Se c’è un film di David Cronenberg a cui The Shrouds può essere affiancato, è Crash. Non ne ha per nulla la concentrazione sul visivo e sul morboso, anzi questo è un film di dialoghi, parole e complotti, ma ne ha la stessa identica fascinazione per la morte. Se lì era proprio il momento del trapasso, la morte violenta in auto, qui è la morte nel senso di cadavere, il corpo tumulato (shroud significa sudario). In un’immagine iniziale eccezionale Vincent Cassel (truccato e pettinato per sembrare Cronenberg stesso) sottoterra vede la moglie seppellita e grida. È un sogno (uno dei molti del film) che sta facendo sulla sedia del dentista, stimolato dalla memoria dentale, gli viene detto in uno spunto che il film non raccoglie. Ma questo, come detto, è tutto un film di teoria assurde e complotti che non è mai chiaro se esistano o no.
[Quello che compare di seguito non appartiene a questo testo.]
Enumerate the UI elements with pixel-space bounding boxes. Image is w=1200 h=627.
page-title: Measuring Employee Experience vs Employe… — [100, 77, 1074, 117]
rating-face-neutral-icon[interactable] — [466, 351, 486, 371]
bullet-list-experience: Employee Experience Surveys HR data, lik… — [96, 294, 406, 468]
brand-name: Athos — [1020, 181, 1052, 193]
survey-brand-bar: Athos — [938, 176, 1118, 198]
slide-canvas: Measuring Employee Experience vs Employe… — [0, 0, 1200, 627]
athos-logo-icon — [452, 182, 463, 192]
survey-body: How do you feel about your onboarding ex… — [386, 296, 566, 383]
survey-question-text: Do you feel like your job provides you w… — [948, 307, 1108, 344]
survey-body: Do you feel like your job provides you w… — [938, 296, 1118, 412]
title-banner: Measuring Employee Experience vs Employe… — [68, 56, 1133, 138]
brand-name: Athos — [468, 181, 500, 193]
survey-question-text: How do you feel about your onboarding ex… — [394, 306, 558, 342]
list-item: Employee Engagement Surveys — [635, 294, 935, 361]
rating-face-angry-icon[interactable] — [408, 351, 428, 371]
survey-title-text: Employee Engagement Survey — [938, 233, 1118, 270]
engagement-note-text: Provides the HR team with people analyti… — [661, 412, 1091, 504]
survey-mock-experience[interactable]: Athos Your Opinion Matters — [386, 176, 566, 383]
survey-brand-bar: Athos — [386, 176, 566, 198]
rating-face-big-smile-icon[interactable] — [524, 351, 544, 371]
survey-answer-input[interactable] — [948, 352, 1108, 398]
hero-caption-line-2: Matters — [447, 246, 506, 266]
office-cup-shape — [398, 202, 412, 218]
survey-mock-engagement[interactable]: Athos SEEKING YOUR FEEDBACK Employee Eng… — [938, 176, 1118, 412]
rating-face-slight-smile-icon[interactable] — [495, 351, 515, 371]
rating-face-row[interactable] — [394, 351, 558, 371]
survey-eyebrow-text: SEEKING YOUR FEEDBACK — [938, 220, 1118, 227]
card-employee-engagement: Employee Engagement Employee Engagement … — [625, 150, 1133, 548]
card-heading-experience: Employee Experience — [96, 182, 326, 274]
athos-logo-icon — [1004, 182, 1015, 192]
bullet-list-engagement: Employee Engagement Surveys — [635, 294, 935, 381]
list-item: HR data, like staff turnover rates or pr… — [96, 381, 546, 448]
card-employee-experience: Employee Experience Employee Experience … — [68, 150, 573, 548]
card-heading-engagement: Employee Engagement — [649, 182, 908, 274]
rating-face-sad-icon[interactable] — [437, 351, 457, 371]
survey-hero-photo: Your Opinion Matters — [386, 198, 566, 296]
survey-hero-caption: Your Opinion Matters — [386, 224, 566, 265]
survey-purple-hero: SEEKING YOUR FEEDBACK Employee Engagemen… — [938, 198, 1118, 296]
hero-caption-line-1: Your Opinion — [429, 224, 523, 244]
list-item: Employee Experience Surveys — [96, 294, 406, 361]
Il più grande è quello dietro all’attacco vandalico subito dalla proprietà di quest’uomo, un cimitero tecnologico, in cui i cadaveri possono essere guardati dalla superficie, tramite uno schermo e una tecnologia particolari. Ci sono degli attivisti che protestano contro la tecnologizzazione della sepoltura, e quindi sono i primi indiziati per l’azione. Nei giorni che seguono un informatico diventato hacker, la sua ex moglie, una donna non vedente e altre persone gireranno intorno a questo protagonista sempre spaesato ma determinato a capire cosa sia successo al suo cimitero, funestato da sogni terribili della moglie deceduta con il fisico pieno di cicatrici che diventano fantasie erotiche, massacrando la sua psiche.

Forse è solo lui a vedere nell’ex moglie dell’hacker il ritratto della sua. Forse è solo lui a sentire nella IA che gli fa da segretaria la voce della moglie (sempre Diane Kruger in tutte e tre le parti), forse insomma è lui a immaginare tutto, incluso il fatto che le ossa producono una specie di protrusione, come dei cancri post-mortem. Per la prima volta l’impressione è che questa impostazione tipica per Cronenberg (la psiche, la perversione, il legame con il sesso, il corpo come generatore di misteri e protrusioni) trovi un interprete dolce. Vincent Cassel è bravissimo e con questo personaggio crea un uomo fragile (raro nei film di Cronenberg), uno che mentre indaga è spiazzato e dà l’impressione di essere spaiato, rimasto solo senza moglie e come mutilato dentro.

Non aiuta che intorno a lui le ipotesi di complotto si avvicendino una dopo l’altra, fino alla totale confusione. Si capisce chiaramente che quello è uno dei punti forti del film, ma The Shrouds non lo sviluppa con la medesima pregnanza con cui, ancora una volta (sempre e comunque), un film di Cronenberg trova il suo senso quando si rifugia nei classici, quando introduce una donna che si eccita a sentire complotti (idea fenomenale), quando mette in relazione il corpo rotto, pieno di cicatrici e fragile con il sesso e le solite forme peculiari di eccitazione. L’impossibilità di leggere la realtà in uno scenario in cui tutto viene accusato di essere un complotto è così un tema accennato, così poco messo in relazione con il resto del film e soprattutto così ordinario nella sua formulazione, mettendo in mezzo russi, cinesi, hacker, doppi e tripli giochi, la sorveglianza e gli inganni informatici, che non rende giustizia al genio di David Cronenberg.